El cansancio se impuso y dimos por concluida nuestra visita a esa villa de mar y música escondida. El sol ya se había abierto en los cielos que ahora se pintaban de hermosas nubes estivales. Mientras retomábamos la autovía con sentido a Santander, dejé que una de mis sonrisas buscara su reflejo en ese mar que siempre me había acogido con abrazos paternales.

CONTINUARÁ…

Próximo capítulo: Liérganes, en los dominios del Hombre Pez.

Fotografías del autor, excepto los retratos de los músicos.

El jardinero de las nubes.

domingo, 16 de enero de 2011

Días en Cantabria (IV): Laredo, el Muelle de la Soledad


El día 9 de agosto de 2010 levantó con lluvias y aires un tanto desapacibles. Era lunes, y, viendo que no se podría aprovechar la jornada desde el punto de vista playero, decidimos realizar otra de las excursiones que teníamos proyectadas: los dos núcleos más representativos de la costa oriental de la comunidad cántabra, esto es, Laredo y Castro Urdiales.

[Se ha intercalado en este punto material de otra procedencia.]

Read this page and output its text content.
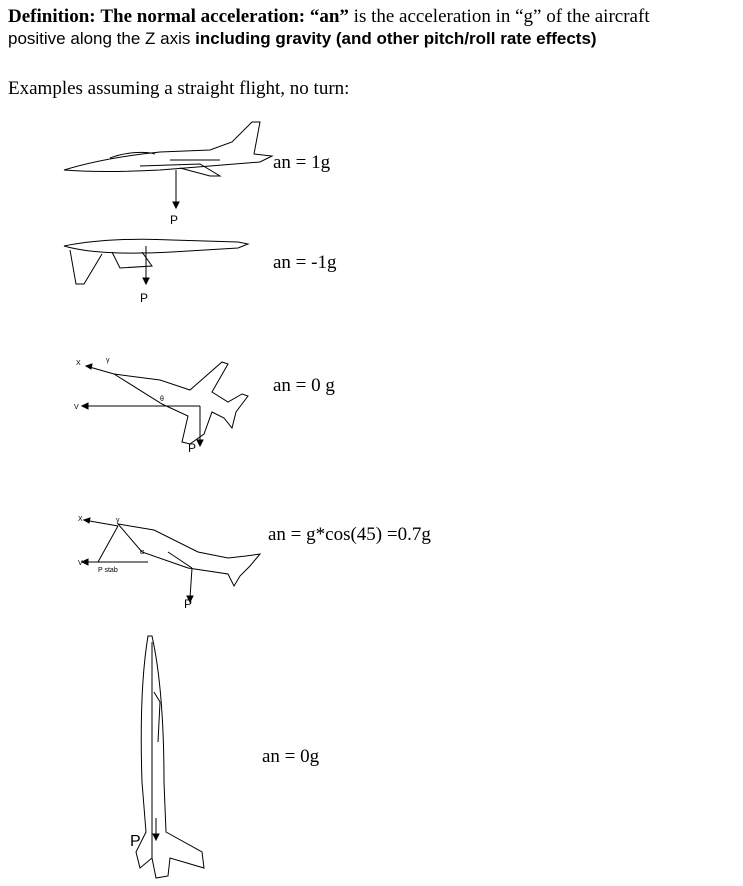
Definition: The normal acceleration: “an” is the acceleration in “g” of the aircraft
positive along the Z axis including gravity (and other pitch/roll rate effects)
Examples assuming a straight flight, no turn:
P
an = 1g
P
an = -1g
X
V
γ
θ
P
an = 0 g
X
V
γ
P stab
α
P
an = g*cos(45) =0.7g
P
an = 0g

Dejamos atrás Santander al punto de las nueve de la mañana. Tomamos la autovía A-8 por la zona de los astilleros de Maliaño, en dirección a Bilbao. La lluvia, que a menudo asumía la apariencia del aljófar, se desmenuzaba en el parabrisas con un sonido terne y relajante. Las afueras de Santander tenían una grisura y una tristeza que se diría fabril. Los camiones de mercancías circulaban entre lábiles lienzos de lluvia. El verdor de las montañas, sin la caricia del sol matinal, se tornaba más hosco y amenazante. 51 kilómetros nos separaban de Laredo entre agrestes vallejadas y algunos pequeños poblados a orillas de la carretera. No pasó mucho rato sin que asomáramos a la vista del puente colgante que salva la ría del Asón de Treto. Mirando a la izquierda, en dirección al mar, se columbraba el inicio de las marismas de Santoña, Victoria y Joyel.

Antes de que pudiéramos tomar la desviación hacia Laredo, hubimos de padecer una desesperante retención en la autovía. En pocos instantes se formó una inacabable fila de turismos y vehículos pesados. La época estival es por lo general la elegida para efectuar obras y reparaciones en las carreteras, y, por más que refunfuñáramos y tocáramos el claxon, no nos quedaba otra que armarnos de paciencia. Lo que en otras circunstancias hubiera sido un viaje de media hora en coche, se dilató hasta completar una hora cuando por fin pudimos acceder a la emblemática Laredo. Nos llamó especialmente la atención el edificio de aspecto cilíndrico que domina la perspectiva montaraz de la villa y que es conocido como el “Edificio del Risco”; lo cierto es que desentona por completo con la estampa bucólica de los parajes circundantes.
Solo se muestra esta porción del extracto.